By Brij Khandelwal, IANS
Saturday, July 11, 2009

AGRA - Conservationists have expressed concern over the decision to allow free entry to the Taj Mahal for three days from July 19 when the annual Urs pilgrimage of Mughal emperor Shah Jahan starts.

“The ‘carrying capacity’ of the monument, which has exercised both the experts in the Archaeological Survey of India (ASI) and the Supreme Court in the past few years, is not a laughing matter,” said Surendra Sharma, president of the Braj Mandal Heritage Conservation Society.

Historian R. Nath has also expressed concern about the safety of the monument from increasing human load.

In the last 10 days, the Taj Mahal has seen tremendous overcrowding by Muslim pilgrims returning from a shrine in Ajmer. “Against a handful earlier, this Friday saw thousands entering the Taj Mahal free to offer ‘namaz’ and have a free tour of the monument,” a guide said.

Since the administration made no arrangements for the pilgrim-tourists, the whole area around the heritage monument was littered. “If you do not provide facilities, what do you expect?” asked an emporium owner at the eastern gate of the Taj Mahal.

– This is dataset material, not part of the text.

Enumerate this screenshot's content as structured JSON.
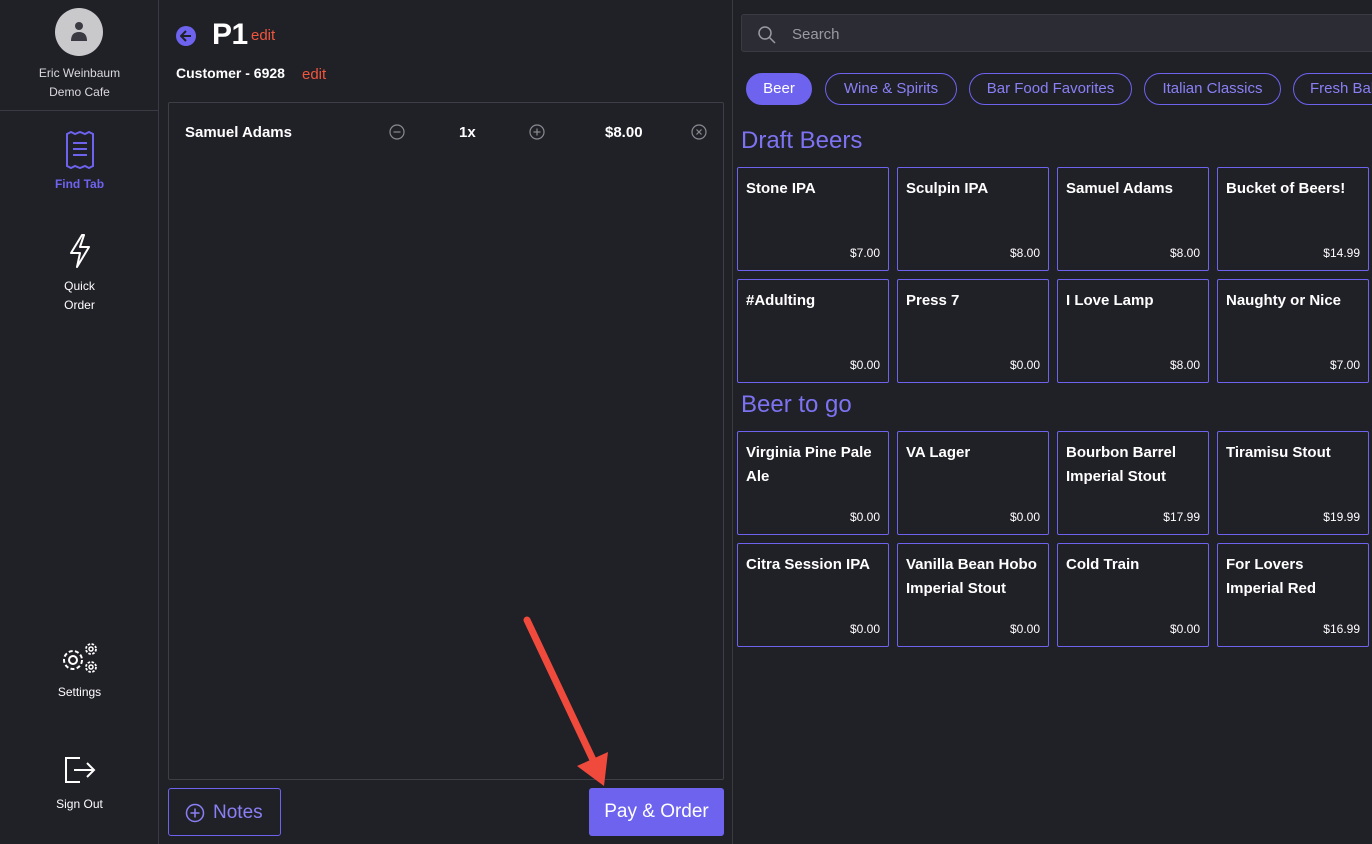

“The issue of carrying capacity of the Taj Mahal or just any monument has to be sorted out in the long-term interest of these buildings. On some days, the number of visitors at the Taj crosses 20,000. This obviously stresses the monument in several ways including raising the level of noxious gases,” environmentalist Ravi Singh told IANS.

“The day is not too far when the apex court will have to impose a ban or restrict entry beyond a certain number. To ease pressure, online booking and advance booking of tickets need to be started,” he added.

According to conservationist V.P. Singh, the movement of heavy traffic including thousands of buses and trucks daily between the Agra Fort and the Taj Mahal — both World Heritage monuments — needs to be restricted or banned as has been suggested time and again.

The Taj was given a holiday from tourists every Friday to provide breathing time and for maintenance work after the apex court accepted the recommendations of the high-powered S. Varadarajan Committee, but now even on Fridays the number of visitors is increasing.

Initially, residents of nearby Taj Ganj were supposed to offer namaz at the mosque within the Taj complex every Friday. But last Friday, hundreds of people from other areas also entered the Taj for prayers, according to a guide.

Till about two decades ago, there were just a few people who visited the Taj Mahal to pray on the annual Urs of Mughal emperor Shah Jahan. But now not only has the number of participants gone up but the size of the ‘chadar’ that is offered by devotees has also increased to 300 feet.

Celebrations go on for three days, thanks to the competitive fervour displayed by various Urs committees. They organise qawwalis, free distribution of sweets and a procession with the ceremonial chadar.

As a precautionary measure, the celebration committee of the Urs - with representatives from the ASI, the Central Industrial Security Force (CISF), district bodies and various Muslim organisations - has decided this year that the banners will not have any identification marks, the procession with drums and bands will stop in the forecourt.